Qui ne rêve pas d'un tel scénario ? Le dernier match de Kylian Mbappé sous le maillot du PSG, en finale de la Ligue des champions, le 1er juin au stade de Wembley, à Londres, face à son futur club, le Real Madrid. Entre le fantasme et la réalité : deux clubs allemands. Le tirage au sort a encore épargné le champion de France en titre, qui sera opposé au Borussia Dortmund les1er et 7 mai après avoir hérité de la Real Sociedad en huitième de finale. Dans l'autre demi-finale, le Bayern Munich, qui en 2020 avait privé la France d'une deuxième C1, retrouve l'ogre madrilène.
Qui l'eût cru ? Luis Enrique n'est pas facile à aimer, surtout pas de Mbappé, mais un peu plus depuis que son équipe a rabattu le caquet au FC Barcelone.
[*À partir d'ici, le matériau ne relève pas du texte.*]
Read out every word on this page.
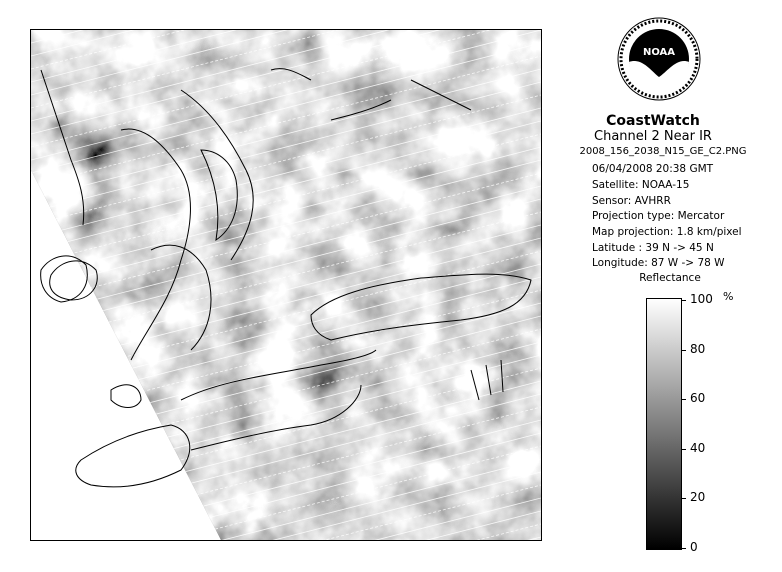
NOAA
CoastWatch
Channel 2 Near IR
2008_156_2038_N15_GE_C2.PNG
06/04/2008 20:38 GMT
Satellite: NOAA-15
Sensor: AVHRR
Projection type: Mercator
Map projection: 1.8 km/pixel
Latitude : 39 N -> 45 N
Longitude: 87 W -> 78 W
Reflectance
%
100
80
60
40
20
0
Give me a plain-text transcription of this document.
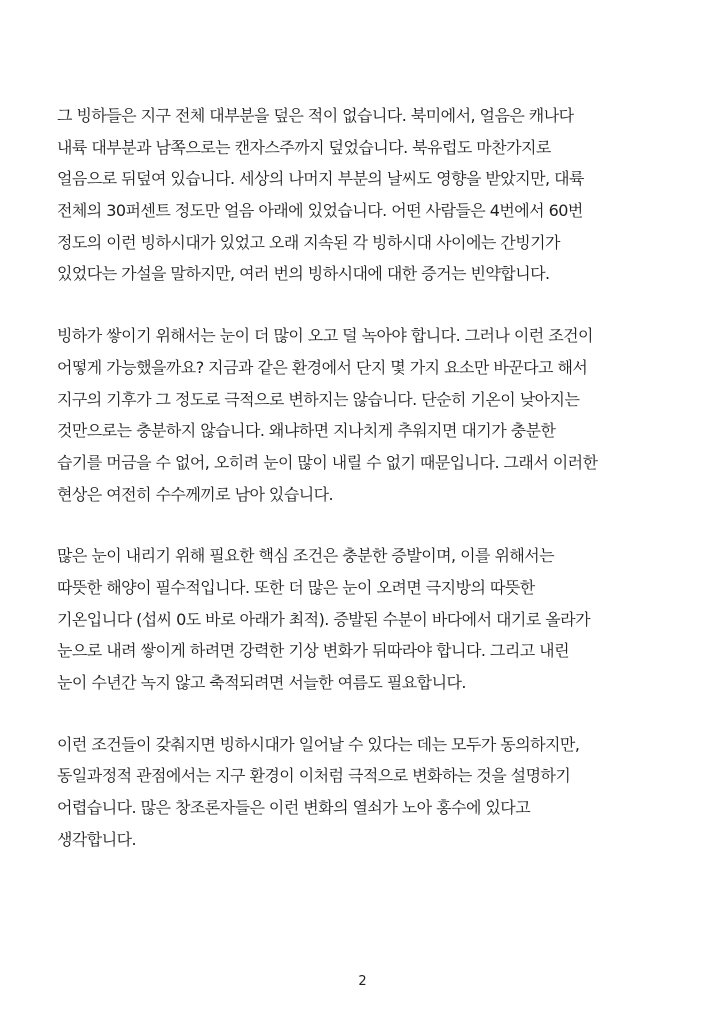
그 빙하들은 지구 전체 대부분을 덮은 적이 없습니다. 북미에서, 얼음은 캐나다
내륙 대부분과 남쪽으로는 캔자스주까지 덮었습니다. 북유럽도 마찬가지로
얼음으로 뒤덮여 있습니다. 세상의 나머지 부분의 날씨도 영향을 받았지만, 대륙
전체의 30퍼센트 정도만 얼음 아래에 있었습니다. 어떤 사람들은 4번에서 60번
정도의 이런 빙하시대가 있었고 오래 지속된 각 빙하시대 사이에는 간빙기가
있었다는 가설을 말하지만, 여러 번의 빙하시대에 대한 증거는 빈약합니다.

빙하가 쌓이기 위해서는 눈이 더 많이 오고 덜 녹아야 합니다. 그러나 이런 조건이
어떻게 가능했을까요? 지금과 같은 환경에서 단지 몇 가지 요소만 바꾼다고 해서
지구의 기후가 그 정도로 극적으로 변하지는 않습니다. 단순히 기온이 낮아지는
것만으로는 충분하지 않습니다. 왜냐하면 지나치게 추워지면 대기가 충분한
습기를 머금을 수 없어, 오히려 눈이 많이 내릴 수 없기 때문입니다. 그래서 이러한
현상은 여전히 수수께끼로 남아 있습니다.

많은 눈이 내리기 위해 필요한 핵심 조건은 충분한 증발이며, 이를 위해서는
따뜻한 해양이 필수적입니다. 또한 더 많은 눈이 오려면 극지방의 따뜻한
기온입니다 (섭씨 0도 바로 아래가 최적). 증발된 수분이 바다에서 대기로 올라가
눈으로 내려 쌓이게 하려면 강력한 기상 변화가 뒤따라야 합니다. 그리고 내린
눈이 수년간 녹지 않고 축적되려면 서늘한 여름도 필요합니다.

이런 조건들이 갖춰지면 빙하시대가 일어날 수 있다는 데는 모두가 동의하지만,
동일과정적 관점에서는 지구 환경이 이처럼 극적으로 변화하는 것을 설명하기
어렵습니다. 많은 창조론자들은 이런 변화의 열쇠가 노아 홍수에 있다고
생각합니다.

2
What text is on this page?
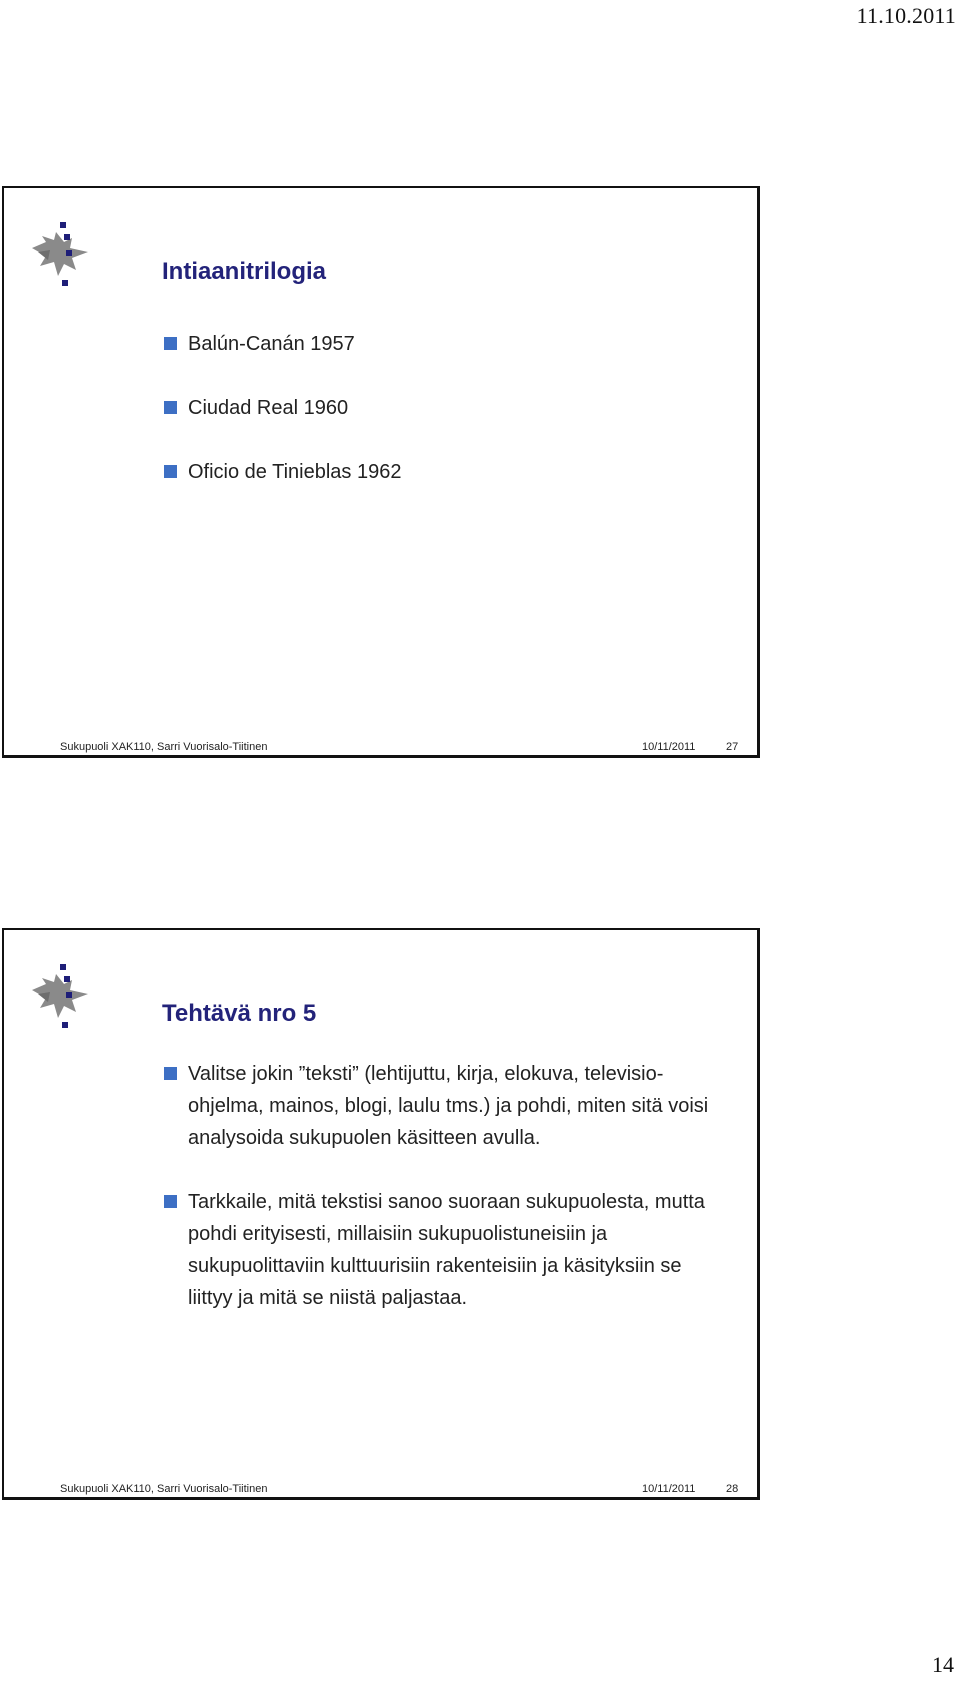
11.10.2011
Intiaanitrilogia
Balún-Canán 1957
Ciudad Real 1960
Oficio de Tinieblas 1962
Sukupuoli XAK110, Sarri Vuorisalo-Tiitinen	10/11/2011	27
Tehtävä nro 5
Valitse jokin ”teksti” (lehtijuttu, kirja, elokuva, televisio-ohjelma, mainos, blogi, laulu tms.) ja pohdi, miten sitä voisi analysoida sukupuolen käsitteen avulla.
Tarkkaile, mitä tekstisi sanoo suoraan sukupuolesta, mutta pohdi erityisesti, millaisiin sukupuolistuneisiin ja sukupuolittaviin kulttuurisiin rakenteisiin ja käsityksiin se liittyy ja mitä se niistä paljastaa.
Sukupuoli XAK110, Sarri Vuorisalo-Tiitinen	10/11/2011	28
14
Ousmane Dembélé a loué le « gros travail » réalisé avec le coach, tandis que le milieu portugais Vitinha a simplement remarqué que son équipe « jou[ait] mieux ». S'il avait une dette depuis la remontada en 2017, le technicien asturien l'a en partie remboursée, avec la complicité du défenseur blaugrana Ronald Araujo, expulsé pour une faute grossière alors que son équipe menait 1-0. Ce qui fait de lui l'Uruguayen le plus décisif pour le PSG depuis Edinson Cavani.
Grand Chelem hexagonal
À part Mauricio Pochettino, tous les coachs qui se sont assis sur le banc parisien depuis le rachat en 2011 et entraînent toujours sur le Vieux Continent sont qualifiés pour le dernier carré européen : Carlo Ancelotti (Real) et Thomas Tuchel (Bayern) en Ligue des champions, Unai Emery (Aston Villa) en Ligue Europa. C'est pourtant Luis Enrique, « le meilleur entraîneur du monde », que le président Nasser Al-Khelaïfi s'est félicité d'avoir à ses côtés, dans l'euphorie de la qualification contre le Barça. Y aura-t-il, dans les prochaines semaines, un nouvel épisode de la guerre entre les deux clubs ? Le nom du technicien espagnol, qui estime représenter le mieux « l'ADN » blaugrana, est cité pour succéder à Xavi la saison prochaine.